In questo periodo molte persone raccontano vissuti di affaticamento emotivo e mentale legati alla pandemia: preoccupazioni, incertezze, pensieri ricorrenti e una sensazione diffusa di non sapere quando tutto finirà.
In questi momenti, una pratica semplice ed efficace può offrirci sollievo: il mindful check-in.

Perché il mindful check-in è utile?

La nostra mente ama gli schemi prevedibili: confronta il presente con il passato, anticipa il futuro e costruisce scenari spesso basati più sulla paura che sulla realtà.
Questo meccanismo ci aiuta a volte ad anticipare pericoli o errori, ma altre volte:

  • limita il nostro potenziale
  • ci intrappola in reazioni automatiche
  • alimenta preoccupazioni e stress

Il mindful check-in ci permette di fermare il pilota automatico e tornare al qui e ora, osservando in modo consapevole ciò che accade dentro di noi.

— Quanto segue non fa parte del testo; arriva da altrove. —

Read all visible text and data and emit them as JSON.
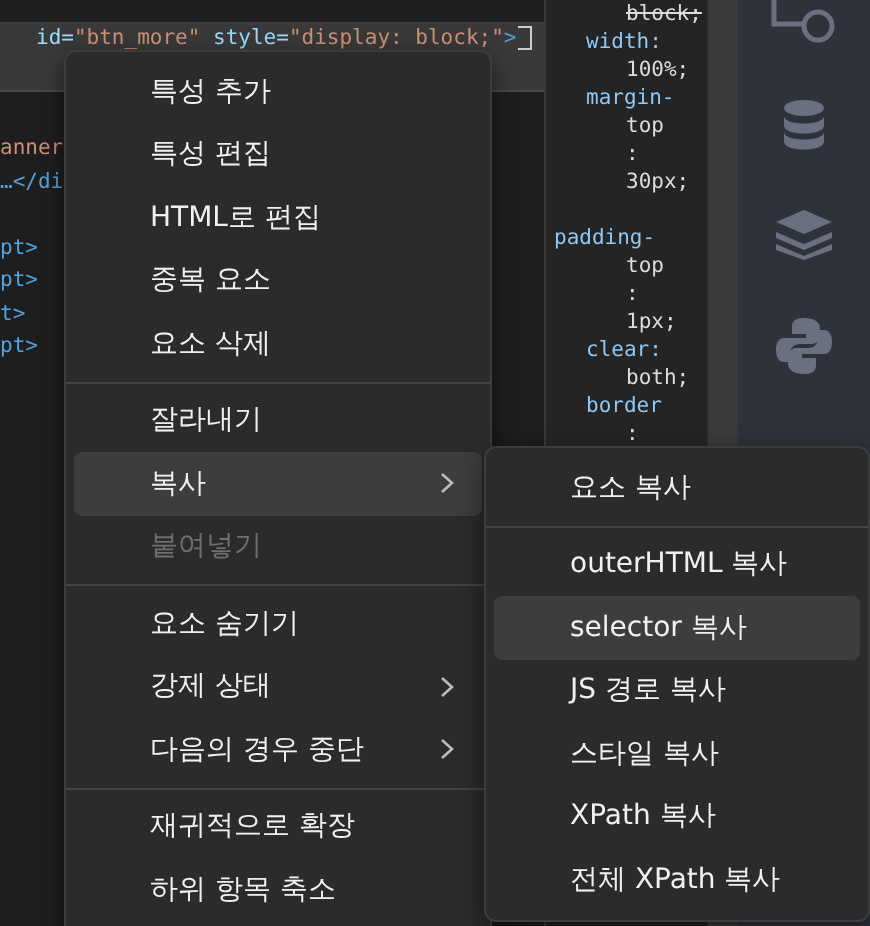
{
  "elements_panel": {
    "selected_line": {
      "attr1": "id=",
      "val1": "\"btn_more\"",
      "attr2": " style=",
      "val2": "\"display: block;\"",
      "end": ">"
    },
    "lines": [
      {
        "kind": "string",
        "text": "anner"
      },
      {
        "kind": "tag",
        "text": "…</di"
      },
      {
        "kind": "blank"
      },
      {
        "kind": "tag",
        "text": "pt>"
      },
      {
        "kind": "tag",
        "text": "pt>"
      },
      {
        "kind": "tag",
        "text": "t>"
      },
      {
        "kind": "tag",
        "text": "pt>"
      }
    ]
  },
  "styles_panel": {
    "lines": [
      {
        "kind": "value",
        "text": "block;",
        "struck": true
      },
      {
        "kind": "prop",
        "text": "width:"
      },
      {
        "kind": "value",
        "text": "100%;"
      },
      {
        "kind": "prop",
        "text": "margin-"
      },
      {
        "kind": "value",
        "text": "top"
      },
      {
        "kind": "value",
        "text": ":"
      },
      {
        "kind": "value",
        "text": "30px;"
      },
      {
        "kind": "blank"
      },
      {
        "kind": "outdent",
        "text": "padding-"
      },
      {
        "kind": "value",
        "text": "top"
      },
      {
        "kind": "value",
        "text": ":"
      },
      {
        "kind": "value",
        "text": "1px;"
      },
      {
        "kind": "prop",
        "text": "clear:"
      },
      {
        "kind": "value",
        "text": "both;"
      },
      {
        "kind": "prop",
        "text": "border"
      },
      {
        "kind": "value",
        "text": ":"
      }
    ]
  },
  "context_menu": {
    "items": [
      {
        "kind": "item",
        "label": "특성 추가",
        "selected": false,
        "disabled": false,
        "has_submenu": false
      },
      {
        "kind": "item",
        "label": "특성 편집",
        "selected": false,
        "disabled": false,
        "has_submenu": false
      },
      {
        "kind": "item",
        "label": "HTML로 편집",
        "selected": false,
        "disabled": false,
        "has_submenu": false
      },
      {
        "kind": "item",
        "label": "중복 요소",
        "selected": false,
        "disabled": false,
        "has_submenu": false
      },
      {
        "kind": "item",
        "label": "요소 삭제",
        "selected": false,
        "disabled": false,
        "has_submenu": false
      },
      {
        "kind": "separator"
      },
      {
        "kind": "item",
        "label": "잘라내기",
        "selected": false,
        "disabled": false,
        "has_submenu": false
      },
      {
        "kind": "item",
        "label": "복사",
        "selected": true,
        "disabled": false,
        "has_submenu": true
      },
      {
        "kind": "item",
        "label": "붙여넣기",
        "selected": false,
        "disabled": true,
        "has_submenu": false
      },
      {
        "kind": "separator"
      },
      {
        "kind": "item",
        "label": "요소 숨기기",
        "selected": false,
        "disabled": false,
        "has_submenu": false
      },
      {
        "kind": "item",
        "label": "강제 상태",
        "selected": false,
        "disabled": false,
        "has_submenu": true
      },
      {
        "kind": "item",
        "label": "다음의 경우 중단",
        "selected": false,
        "disabled": false,
        "has_submenu": true
      },
      {
        "kind": "separator"
      },
      {
        "kind": "item",
        "label": "재귀적으로 확장",
        "selected": false,
        "disabled": false,
        "has_submenu": false
      },
      {
        "kind": "item",
        "label": "하위 항목 축소",
        "selected": false,
        "disabled": false,
        "has_submenu": false
      }
    ]
  },
  "copy_submenu": {
    "items": [
      {
        "kind": "item",
        "label": "요소 복사",
        "selected": false,
        "disabled": false,
        "has_submenu": false
      },
      {
        "kind": "separator"
      },
      {
        "kind": "item",
        "label": "outerHTML 복사",
        "selected": false,
        "disabled": false,
        "has_submenu": false
      },
      {
        "kind": "item",
        "label": "selector 복사",
        "selected": true,
        "disabled": false,
        "has_submenu": false
      },
      {
        "kind": "item",
        "label": "JS 경로 복사",
        "selected": false,
        "disabled": false,
        "has_submenu": false
      },
      {
        "kind": "item",
        "label": "스타일 복사",
        "selected": false,
        "disabled": false,
        "has_submenu": false
      },
      {
        "kind": "item",
        "label": "XPath 복사",
        "selected": false,
        "disabled": false,
        "has_submenu": false
      },
      {
        "kind": "item",
        "label": "전체 XPath 복사",
        "selected": false,
        "disabled": false,
        "has_submenu": false
      }
    ]
  }
}
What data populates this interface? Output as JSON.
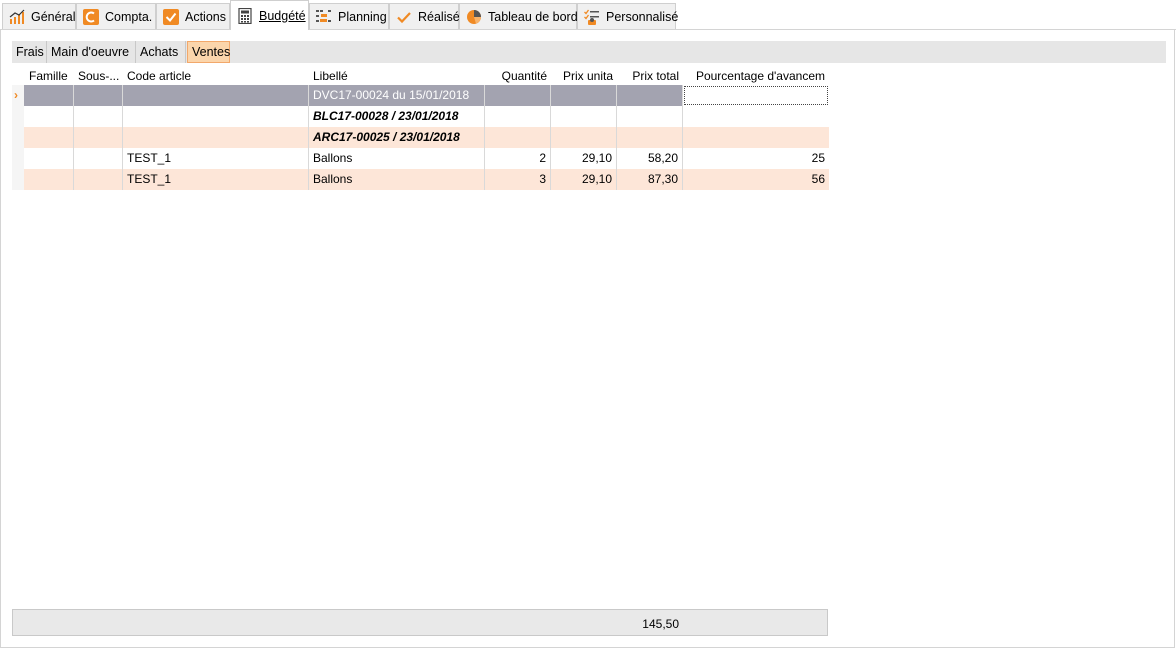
{
  "tabs": [
    {
      "label": "Général",
      "icon": "chart-line-icon"
    },
    {
      "label": "Compta.",
      "icon": "compta-icon"
    },
    {
      "label": "Actions",
      "icon": "checkbox-icon"
    },
    {
      "label": "Budgété",
      "icon": "calculator-icon"
    },
    {
      "label": "Planning",
      "icon": "planning-icon"
    },
    {
      "label": "Réalisé",
      "icon": "checkmark-icon"
    },
    {
      "label": "Tableau de bord",
      "icon": "pie-chart-icon"
    },
    {
      "label": "Personnalisé",
      "icon": "custom-icon"
    }
  ],
  "subtabs": [
    "Frais",
    "Main d'oeuvre",
    "Achats",
    "Ventes"
  ],
  "active_subtab": "Ventes",
  "grid": {
    "columns": [
      "Famille",
      "Sous-...",
      "Code article",
      "Libellé",
      "Quantité",
      "Prix unita",
      "Prix total",
      "Pourcentage d'avancem"
    ],
    "row_indicator": "›",
    "rows": [
      {
        "famille": "",
        "sous": "",
        "code": "",
        "libelle": "DVC17-00024 du 15/01/2018",
        "quantite": "",
        "prix_unit": "",
        "prix_total": "",
        "pourcentage": ""
      },
      {
        "famille": "",
        "sous": "",
        "code": "",
        "libelle": "BLC17-00028 / 23/01/2018",
        "quantite": "",
        "prix_unit": "",
        "prix_total": "",
        "pourcentage": ""
      },
      {
        "famille": "",
        "sous": "",
        "code": "",
        "libelle": "ARC17-00025 / 23/01/2018",
        "quantite": "",
        "prix_unit": "",
        "prix_total": "",
        "pourcentage": ""
      },
      {
        "famille": "",
        "sous": "",
        "code": "TEST_1",
        "libelle": "Ballons",
        "quantite": "2",
        "prix_unit": "29,10",
        "prix_total": "58,20",
        "pourcentage": "25"
      },
      {
        "famille": "",
        "sous": "",
        "code": "TEST_1",
        "libelle": "Ballons",
        "quantite": "3",
        "prix_unit": "29,10",
        "prix_total": "87,30",
        "pourcentage": "56"
      }
    ]
  },
  "footer": {
    "total": "145,50"
  },
  "colors": {
    "accent": "#f08a24",
    "selected_row": "#a3a3b0",
    "alt_row": "#fde6d8",
    "active_subtab": "#fbd5ab"
  }
}
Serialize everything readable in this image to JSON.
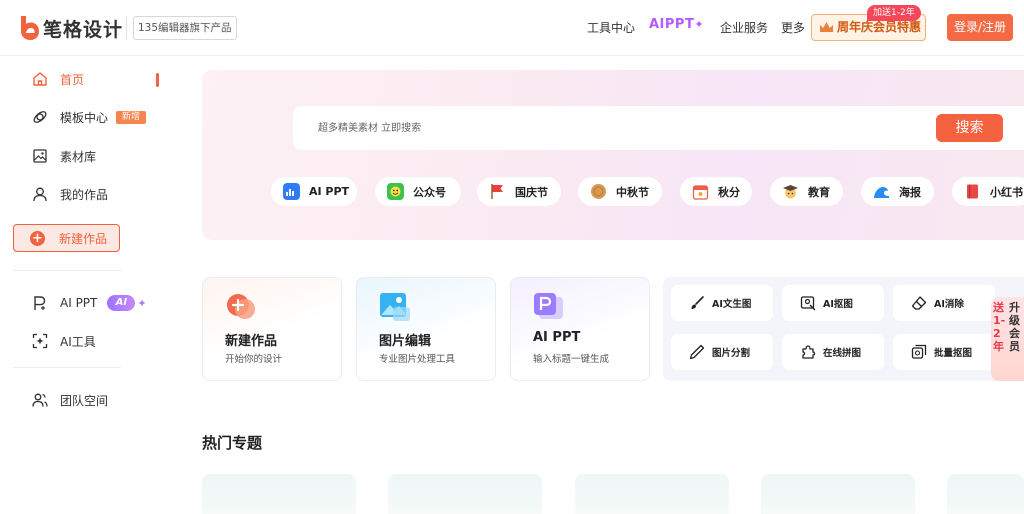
{
  "header": {
    "logo_text": "笔格设计",
    "logo_tag": "135编辑器旗下产品",
    "nav": {
      "tools": "工具中心",
      "aippt": "AIPPT",
      "enterprise": "企业服务",
      "more": "更多"
    },
    "vip_label": "周年庆会员特惠",
    "vip_badge": "加送1-2年",
    "login_label": "登录/注册"
  },
  "sidebar": {
    "items": [
      {
        "label": "首页",
        "icon": "home-icon",
        "active": true
      },
      {
        "label": "模板中心",
        "icon": "template-icon",
        "badge": "新增"
      },
      {
        "label": "素材库",
        "icon": "image-icon"
      },
      {
        "label": "我的作品",
        "icon": "user-icon"
      }
    ],
    "new_work_label": "新建作品",
    "ai_items": [
      {
        "label": "AI PPT",
        "icon": "ppt-p-icon",
        "badge": "AI"
      },
      {
        "label": "AI工具",
        "icon": "ai-tool-icon"
      }
    ],
    "team_label": "团队空间"
  },
  "search": {
    "placeholder": "超多精美素材 立即搜索",
    "button_label": "搜索"
  },
  "categories": [
    {
      "label": "AI PPT",
      "icon": "ppt-icon",
      "color": "#2f7cf6"
    },
    {
      "label": "公众号",
      "icon": "wechat-icon",
      "color": "#3cc24a"
    },
    {
      "label": "国庆节",
      "icon": "flag-icon",
      "color": "#e8423c"
    },
    {
      "label": "中秋节",
      "icon": "mooncake-icon",
      "color": "#c9843f"
    },
    {
      "label": "秋分",
      "icon": "calendar-icon",
      "color": "#ef5b4a"
    },
    {
      "label": "教育",
      "icon": "graduation-icon",
      "color": "#f2a33a"
    },
    {
      "label": "海报",
      "icon": "wave-icon",
      "color": "#2a8cf0"
    },
    {
      "label": "小红书",
      "icon": "book-icon",
      "color": "#e84848"
    }
  ],
  "cards": [
    {
      "title": "新建作品",
      "subtitle": "开始你的设计",
      "icon": "create-icon"
    },
    {
      "title": "图片编辑",
      "subtitle": "专业图片处理工具",
      "icon": "photo-edit-icon"
    },
    {
      "title": "AI PPT",
      "subtitle": "输入标题一键生成",
      "icon": "ai-ppt-icon"
    }
  ],
  "tools": [
    {
      "label": "AI文生图",
      "icon": "brush-icon"
    },
    {
      "label": "AI抠图",
      "icon": "cutout-icon"
    },
    {
      "label": "AI消除",
      "icon": "eraser-icon"
    },
    {
      "label": "图片分割",
      "icon": "pen-icon"
    },
    {
      "label": "在线拼图",
      "icon": "puzzle-icon"
    },
    {
      "label": "批量抠图",
      "icon": "batch-cutout-icon"
    }
  ],
  "promo": {
    "line1": "送1-2年",
    "line2": "升级会员"
  },
  "hot_section_title": "热门专题"
}
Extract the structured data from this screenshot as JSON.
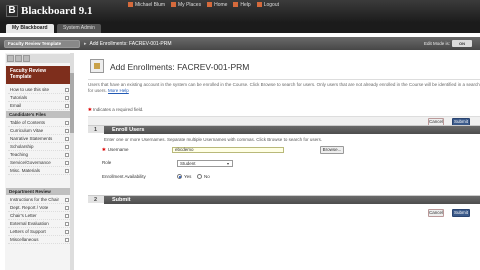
{
  "app": {
    "logo_mark": "B",
    "logo_text": "Blackboard 9.1"
  },
  "toplinks": [
    "Michael Blum",
    "My Places",
    "Home",
    "Help",
    "Logout"
  ],
  "tabs": {
    "active": "My Blackboard",
    "other": "System Admin"
  },
  "course_menu_button": "Faculty Review Template",
  "breadcrumb": {
    "sep": "▸",
    "item": "Add Enrollments: FACREV-001-PRM"
  },
  "edit_mode": {
    "label": "Edit Mode is:",
    "state": "ON"
  },
  "sidebar": {
    "course_title": "Faculty Review Template",
    "sections": [
      {
        "label": "Candidate's Files",
        "items": [
          "Table of Contents",
          "Curriculum Vitae",
          "Narrative Statements",
          "Scholarship",
          "Teaching",
          "Service/Governance",
          "Misc. Materials"
        ]
      },
      {
        "label": "Department Review",
        "items": [
          "Instructions for the Chair",
          "Dept. Report / Vote",
          "Chair's Letter",
          "External Evaluation",
          "Letters of Support",
          "Miscellaneous"
        ]
      }
    ],
    "top_items": [
      "How to use this site",
      "Tutorials",
      "Email"
    ]
  },
  "main": {
    "title": "Add Enrollments: FACREV-001-PRM",
    "intro": "Users that have an existing account in the system can be enrolled in the Course. Click Browse to search for users. Only users that are not already enrolled in the Course will be identified in a search for users.",
    "more_help": "More Help",
    "required_note": "Indicates a required field.",
    "cancel": "Cancel",
    "submit": "Submit",
    "step1": {
      "num": "1",
      "title": "Enroll Users",
      "desc": "Enter one or more Usernames. Separate multiple Usernames with commas. Click Browse to search for users."
    },
    "username": {
      "label": "Username",
      "value": "ebcdemo"
    },
    "browse": "Browse...",
    "role": {
      "label": "Role",
      "value": "Student"
    },
    "availability": {
      "label": "Enrollment Availability",
      "yes": "Yes",
      "no": "No"
    },
    "step2": {
      "num": "2",
      "title": "Submit"
    }
  }
}
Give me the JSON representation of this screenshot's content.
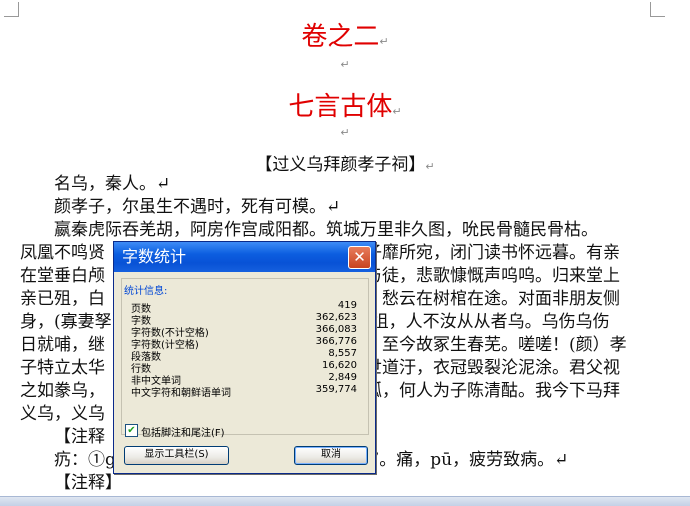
{
  "document": {
    "volume_title": "卷之二",
    "section_title": "七言古体",
    "poem_title": "【过义乌拜颜孝子祠】",
    "return_mark": "↵",
    "lines": [
      {
        "text": "名乌，秦人。↵",
        "indent": true
      },
      {
        "text": "颜孝子，尔虽生不遇时，死有可模。↵",
        "indent": true
      },
      {
        "text": "嬴秦虎际吞羌胡，阿房作宫咸阳都。筑城万里非久图，吮民骨髓民骨枯。",
        "indent": true
      },
      {
        "text": "凤凰不鸣贤",
        "tail": "子靡所宛，闭门读书怀远暮。有亲",
        "indent": false
      },
      {
        "text": "在堂垂白颅",
        "tail": "与徒，悲歌慷慨声呜呜。归来堂上",
        "indent": false
      },
      {
        "text": "亲已殂，白",
        "tail": "，愁云在树棺在途。对面非朋友侧",
        "indent": false
      },
      {
        "text": "身，(寡妻孥",
        "tail": "肯徂，人不汝从从者乌。乌伤乌伤",
        "indent": false
      },
      {
        "text": "日就哺，继",
        "tail": "，至今故冢生春芜。嗟嗟！(颜）孝",
        "indent": false
      },
      {
        "text": "子特立太华",
        "tail": "世道汙，衣冠毁裂沦泥涂。君父视",
        "indent": false
      },
      {
        "text": "之如豢乌，",
        "tail": "狐，何人为子陈清酤。我今下马拜",
        "indent": false
      },
      {
        "text": "义乌，义乌",
        "tail": "",
        "indent": false
      },
      {
        "text": "【注释",
        "tail": "",
        "indent": true
      },
      {
        "text": "疓：①gū 古同“贾”，买。②yíng 古同“赢”。痛，pū，疲劳致病。↵",
        "indent": true
      },
      {
        "text": "【注释】",
        "tail": "",
        "indent": true
      }
    ]
  },
  "dialog": {
    "title": "字数统计",
    "group_label": "统计信息:",
    "stats": [
      {
        "label": "页数",
        "value": "419"
      },
      {
        "label": "字数",
        "value": "362,623"
      },
      {
        "label": "字符数(不计空格)",
        "value": "366,083"
      },
      {
        "label": "字符数(计空格)",
        "value": "366,776"
      },
      {
        "label": "段落数",
        "value": "8,557"
      },
      {
        "label": "行数",
        "value": "16,620"
      },
      {
        "label": "非中文单词",
        "value": "2,849"
      },
      {
        "label": "中文字符和朝鲜语单词",
        "value": "359,774"
      }
    ],
    "checkbox_label": "包括脚注和尾注(F)",
    "checkbox_checked": true,
    "toolbar_button": "显示工具栏(S)",
    "cancel_button": "取消"
  }
}
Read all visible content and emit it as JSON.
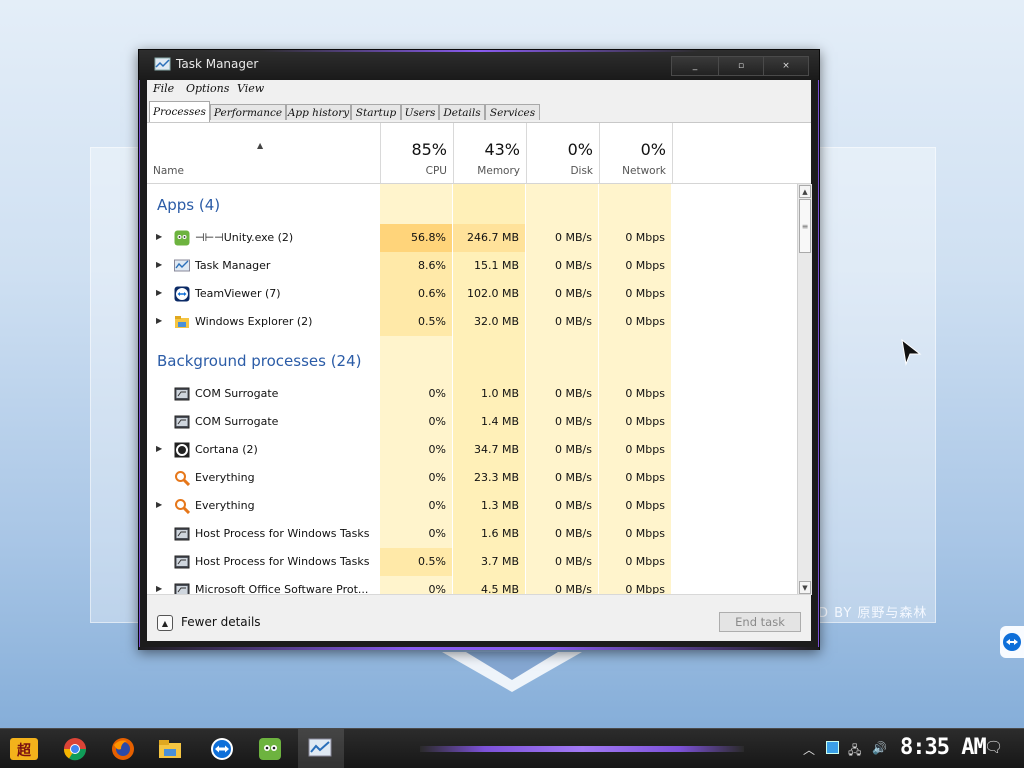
{
  "desktop": {
    "watermark": "D BY 原野与森林"
  },
  "window": {
    "title": "Task Manager",
    "controls": {
      "minimize": "_",
      "maximize": "▫",
      "close": "×"
    }
  },
  "menu": [
    "File",
    "Options",
    "View"
  ],
  "tabs": [
    {
      "label": "Processes",
      "active": true
    },
    {
      "label": "Performance",
      "active": false
    },
    {
      "label": "App history",
      "active": false
    },
    {
      "label": "Startup",
      "active": false
    },
    {
      "label": "Users",
      "active": false
    },
    {
      "label": "Details",
      "active": false
    },
    {
      "label": "Services",
      "active": false
    }
  ],
  "header": {
    "name_label": "Name",
    "columns": [
      {
        "percent": "85%",
        "label": "CPU"
      },
      {
        "percent": "43%",
        "label": "Memory"
      },
      {
        "percent": "0%",
        "label": "Disk"
      },
      {
        "percent": "0%",
        "label": "Network"
      }
    ]
  },
  "groups": [
    {
      "title": "Apps (4)",
      "rows": [
        {
          "name": "Unity.exe (2)",
          "prefix": "⊣⊢⊣",
          "expandable": true,
          "icon": "unity-icon",
          "cpu": "56.8%",
          "memory": "246.7 MB",
          "disk": "0 MB/s",
          "network": "0 Mbps"
        },
        {
          "name": "Task Manager",
          "expandable": true,
          "icon": "taskmanager-icon",
          "cpu": "8.6%",
          "memory": "15.1 MB",
          "disk": "0 MB/s",
          "network": "0 Mbps"
        },
        {
          "name": "TeamViewer (7)",
          "expandable": true,
          "icon": "teamviewer-icon",
          "cpu": "0.6%",
          "memory": "102.0 MB",
          "disk": "0 MB/s",
          "network": "0 Mbps"
        },
        {
          "name": "Windows Explorer (2)",
          "expandable": true,
          "icon": "explorer-icon",
          "cpu": "0.5%",
          "memory": "32.0 MB",
          "disk": "0 MB/s",
          "network": "0 Mbps"
        }
      ]
    },
    {
      "title": "Background processes (24)",
      "rows": [
        {
          "name": "COM Surrogate",
          "expandable": false,
          "icon": "process-icon",
          "cpu": "0%",
          "memory": "1.0 MB",
          "disk": "0 MB/s",
          "network": "0 Mbps"
        },
        {
          "name": "COM Surrogate",
          "expandable": false,
          "icon": "process-icon",
          "cpu": "0%",
          "memory": "1.4 MB",
          "disk": "0 MB/s",
          "network": "0 Mbps"
        },
        {
          "name": "Cortana (2)",
          "expandable": true,
          "icon": "cortana-icon",
          "cpu": "0%",
          "memory": "34.7 MB",
          "disk": "0 MB/s",
          "network": "0 Mbps"
        },
        {
          "name": "Everything",
          "expandable": false,
          "icon": "everything-icon",
          "cpu": "0%",
          "memory": "23.3 MB",
          "disk": "0 MB/s",
          "network": "0 Mbps"
        },
        {
          "name": "Everything",
          "expandable": true,
          "icon": "everything-icon",
          "cpu": "0%",
          "memory": "1.3 MB",
          "disk": "0 MB/s",
          "network": "0 Mbps"
        },
        {
          "name": "Host Process for Windows Tasks",
          "expandable": false,
          "icon": "process-icon",
          "cpu": "0%",
          "memory": "1.6 MB",
          "disk": "0 MB/s",
          "network": "0 Mbps"
        },
        {
          "name": "Host Process for Windows Tasks",
          "expandable": false,
          "icon": "process-icon",
          "cpu": "0.5%",
          "memory": "3.7 MB",
          "disk": "0 MB/s",
          "network": "0 Mbps"
        },
        {
          "name": "Microsoft Office Software Prot...",
          "expandable": true,
          "icon": "process-icon",
          "cpu": "0%",
          "memory": "4.5 MB",
          "disk": "0 MB/s",
          "network": "0 Mbps"
        }
      ]
    }
  ],
  "footer": {
    "fewer_details": "Fewer details",
    "end_task": "End task"
  },
  "taskbar": {
    "apps": [
      "start-icon",
      "chrome-icon",
      "firefox-icon",
      "file-explorer-icon",
      "teamviewer-icon",
      "unity-icon",
      "taskmanager-icon"
    ],
    "clock": "8:35 AM"
  }
}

Cos’è il mindful check-in?

È una pratica di mindfulness semplice e potente che consiste nel osservare cosa accade in tre livelli della nostra esperienza:

  1. Corpo
  2. Emozioni
  3. Pensieri

Senza giudizio e senza cercare di cambiare nulla, solo riconoscendo ciò che c’è.

Come fare un mindful check-in: guida pratica

Puoi farlo in qualunque momento: al lavoro, a casa, mentre leggi o ti stai muovendo.

1. Fermati e osserva

Prenditi un attimo.
Respira.
Sii presente con ciò che c’è, senza cambiare nulla.

Osserva semplicemente la tua esperienza, momento per momento.

2. Ascolta il tuo corpo

Chiediti:

  • Com’è la mia postura?
  • Sono contratto o rilassato?
  • Le spalle salgono verso il collo?
  • Sto trattenendo il respiro?

Passa mentalmente dalla testa ai piedi e nota sensazioni come:

  • caldo/freddo
  • tensione
  • pressione
  • leggerezza
  • irrequietezza

Scoprirai quanto spesso ignoriamo il nostro corpo, presi dai pensieri o dalle richieste esterne.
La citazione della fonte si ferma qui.